Dukungan finansial sebagian akan memberi kompensasi kepada nelayan yang kapalnya tetap menganggur karena pemotongan kuota atau dilarang mengakses perairan Inggris, serta perusahaan pengolahan ikan yang terkena rantai pasokan yang tersedak birokrasi.

Banyak nakhoda yang berjuang untuk mendapatkan lisensi tidak dapat memenuhi permintaan Inggris untuk data elektronik yang menunjukkan bahwa mereka telah menangkap ikan di perairan Inggris selama lima tahun menjelang referendum Inggris tahun 2016 tentang keanggotaan UE, kata para nelayan.

Inggris mempertahankan pendekatan berbasis bukti untuk memberi lisensi kapal UE menggunakan informasi yang diberikan oleh Komisi Eropa, kata Departemen Lingkungan, Pangan dan Urusan Pedesaan (Defra) pemerintah Inggris.

Defra mengatakan protes itu tidak dapat dibenarkan dan telah menyampaikan kekhawatirannya kepada pihak berwenang Prancis.

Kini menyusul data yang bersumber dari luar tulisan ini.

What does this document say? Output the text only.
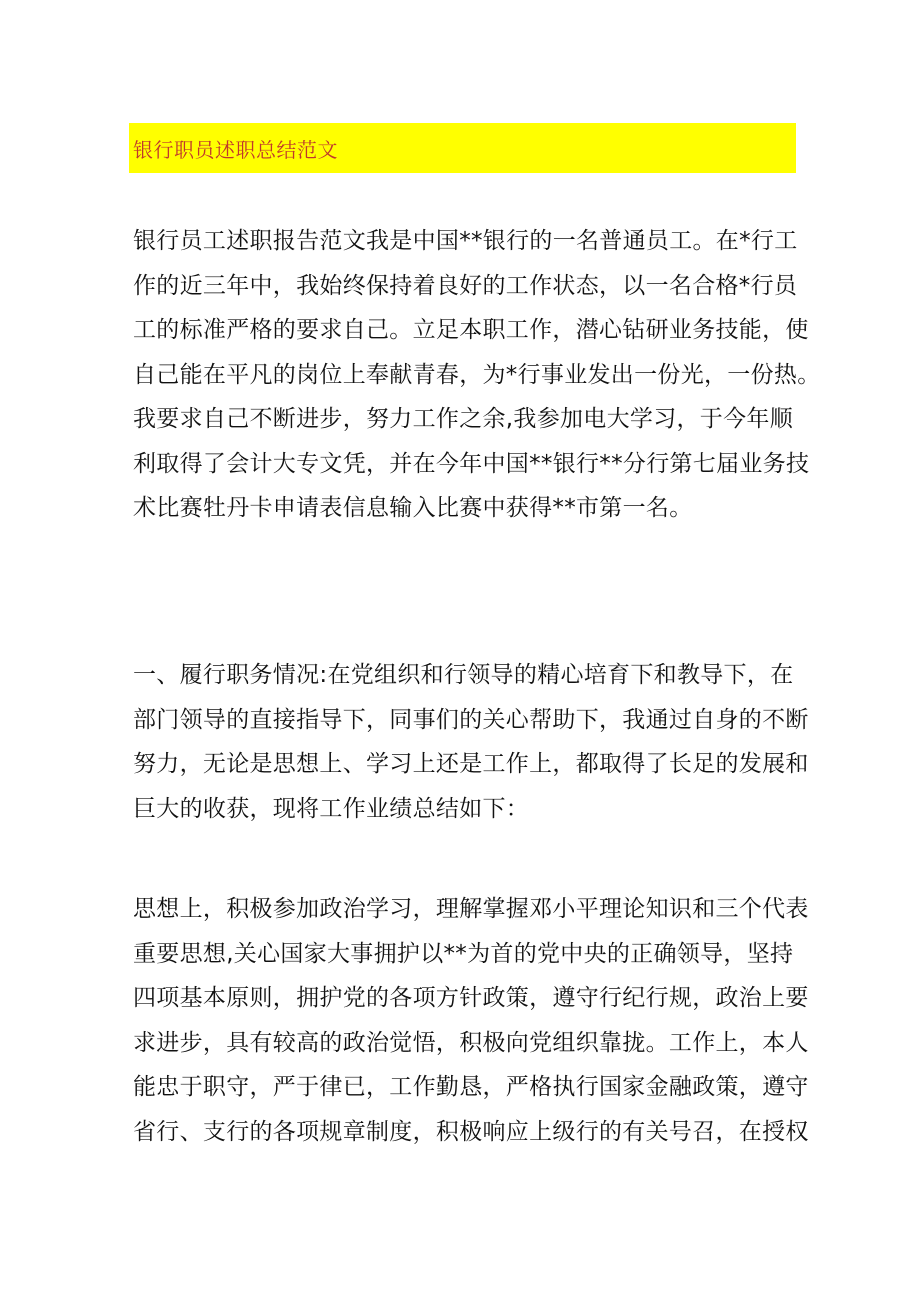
银行职员述职总结范文
银行员工述职报告范文我是中国**银行的一名普通员工。在*行工
作的近三年中，我始终保持着良好的工作状态，以一名合格*行员
工的标准严格的要求自己。立足本职工作，潜心钻研业务技能，使
自己能在平凡的岗位上奉献青春，为*行事业发出一份光，一份热。
我要求自己不断进步，努力工作之余,我参加电大学习，于今年顺
利取得了会计大专文凭，并在今年中国**银行**分行第七届业务技
术比赛牡丹卡申请表信息输入比赛中获得**市第一名。
一、履行职务情况:在党组织和行领导的精心培育下和教导下，在
部门领导的直接指导下，同事们的关心帮助下，我通过自身的不断
努力，无论是思想上、学习上还是工作上，都取得了长足的发展和
巨大的收获，现将工作业绩总结如下：
思想上，积极参加政治学习，理解掌握邓小平理论知识和三个代表
重要思想,关心国家大事拥护以**为首的党中央的正确领导，坚持
四项基本原则，拥护党的各项方针政策，遵守行纪行规，政治上要
求进步，具有较高的政治觉悟，积极向党组织靠拢。工作上，本人
能忠于职守，严于律已，工作勤恳，严格执行国家金融政策，遵守
省行、支行的各项规章制度，积极响应上级行的有关号召，在授权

Pemerintah Prancis mengatakan akan mempercepat upaya untuk menyelesaikan masalah perizinan dan mendesak Komisi Eropa untuk memastikan bahwa Inggris menerapkan kesepakatan tersebut.

Kerusakan rantai pasokan

Nelayan di Prancis utara mengatakan mata pencaharian mereka bergantung pada akses ke perairan Inggris, tempat mereka mengejar makarel, kapur sirih, cumi-cumi, dan spesies lainnya. Sementara itu, nelayan Inggris bergantung pada akses ke pasar UE untuk menjual produknya.

Sekitar dua pertiga dari ikan yang mendarat di Inggris diekspor ke benua itu. Keluarnya Inggris dari orbit UE pada akhir periode transisi pasca-Brexit menyebabkan kerusakan rantai pasokan yang kacau pada awal tahun ini, yang biasanya melihat kerang Skotlandia dan langoustine di toko-toko Prancis hampir sehari setelah dipanen.

Mr Margolle mengatakan setengah dari armada Hauts-de-France sebagian besar diikat di pelabuhan tahun ini karena mereka tidak dapat mengakses perairan Inggris.

“Tidak ada gunanya melaut kehilangan uang,” katanya.